The institution had entered into a contract agreement with a security company for the provision of security services at Tshwaragano Brigade, ABC and Horticulture campuses at Kumakwane for a 2-year period which ended in June 2018, WeekendPost learnt.

After the contract expired in June 2018, an extension was granted till the 30th September 2018. Since then, there has been no security service coverage for the institution to-date. According to Auditor General, in the face of prevailing crimes, it is of paramount importance that government properties be protected by provision of security services at all times.

At Tlokweng Brigade, it was noted that the kitchen staff were working under difficult conditions as the kitchen facilities and equipment, such as the cold room, tilting pot, food warmers and solar power for hot water were dysfunctional. The kitchen roof was leaking and men’s restrooms was not working. All these need to be brought to a reasonable and functional state of repair.

The kitchen staff should use a purpose-designed Rations Ledger for the recording of receipts and issues of foodstuffs to reflect the usage of those items. As far back as 2014 the Department of Buildings and Engineering Services had found that the house occupied by the bursar was uninhabitable on account of structural defects, the report said.

A site visit during the audit had established that the house was indeed unfit for occupation as there were cracks on the walls, power switches were not working and the roof was leaking. On a sadder note, there were a number of finished items of clothing, such as dresses, shirts, and jackets from students’ practical exercises from the Fashion Design Textiles Workshop.

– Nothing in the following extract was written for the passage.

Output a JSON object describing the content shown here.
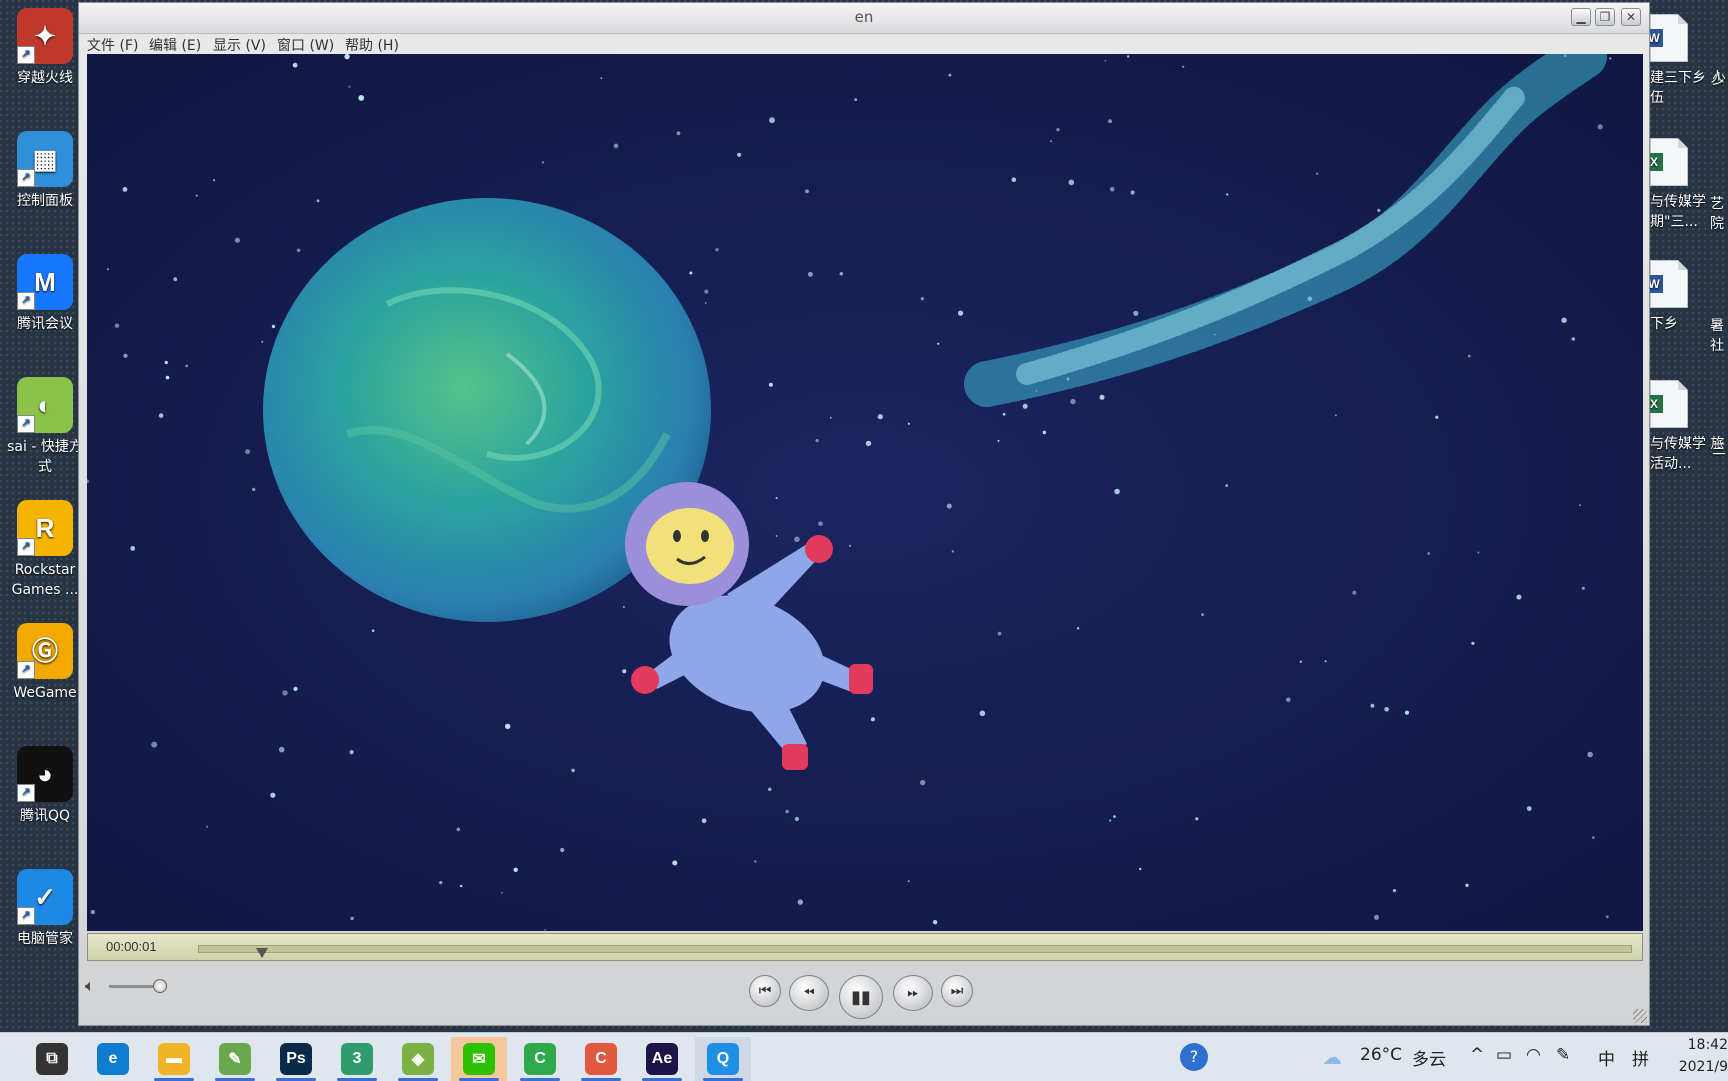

Auditor General shared her take on this, saying: “I have not been able to ascertain the policy on the disposal of products from these practicals. A trace of 103 green acid-proof overalls which had been purchased in August 2018 had indicated that there was no record of these items having been recorded or issued, nor were they available in stock. I was not able to obtain any explanation for this situation.”

Kgatleng brigade was also audited and inspected by Auditor General who observed that the brigade has 26 institutional houses at Bokaa, both old campus and new campus. Some of these houses are very old and dilapidated, with two declared uninhabitable. The condition of the houses is a clear indication of lack of care and maintenance of these properties.

At the time of the audit, there was no contractor engaged for the provision of security guard services at the new campus, after expiry of the previous one in July 2019.  It is hoped that steps would be taken to safeguard the security of the premises and government properties against any acts of hooliganism.

In August 2019, there was a break-in at the electrical and at the plumbing maintenance workshops and a number of high value items, such as drilling machines, bolt cutters, spanners and cables, were stolen. The break-in and theft were reported to the police.

“However, at the time of writing this report I was not aware of the outcome of the police investigation, nor of any loss report submitted in terms of the Supplies Regulations and Procedures,” Letebele said.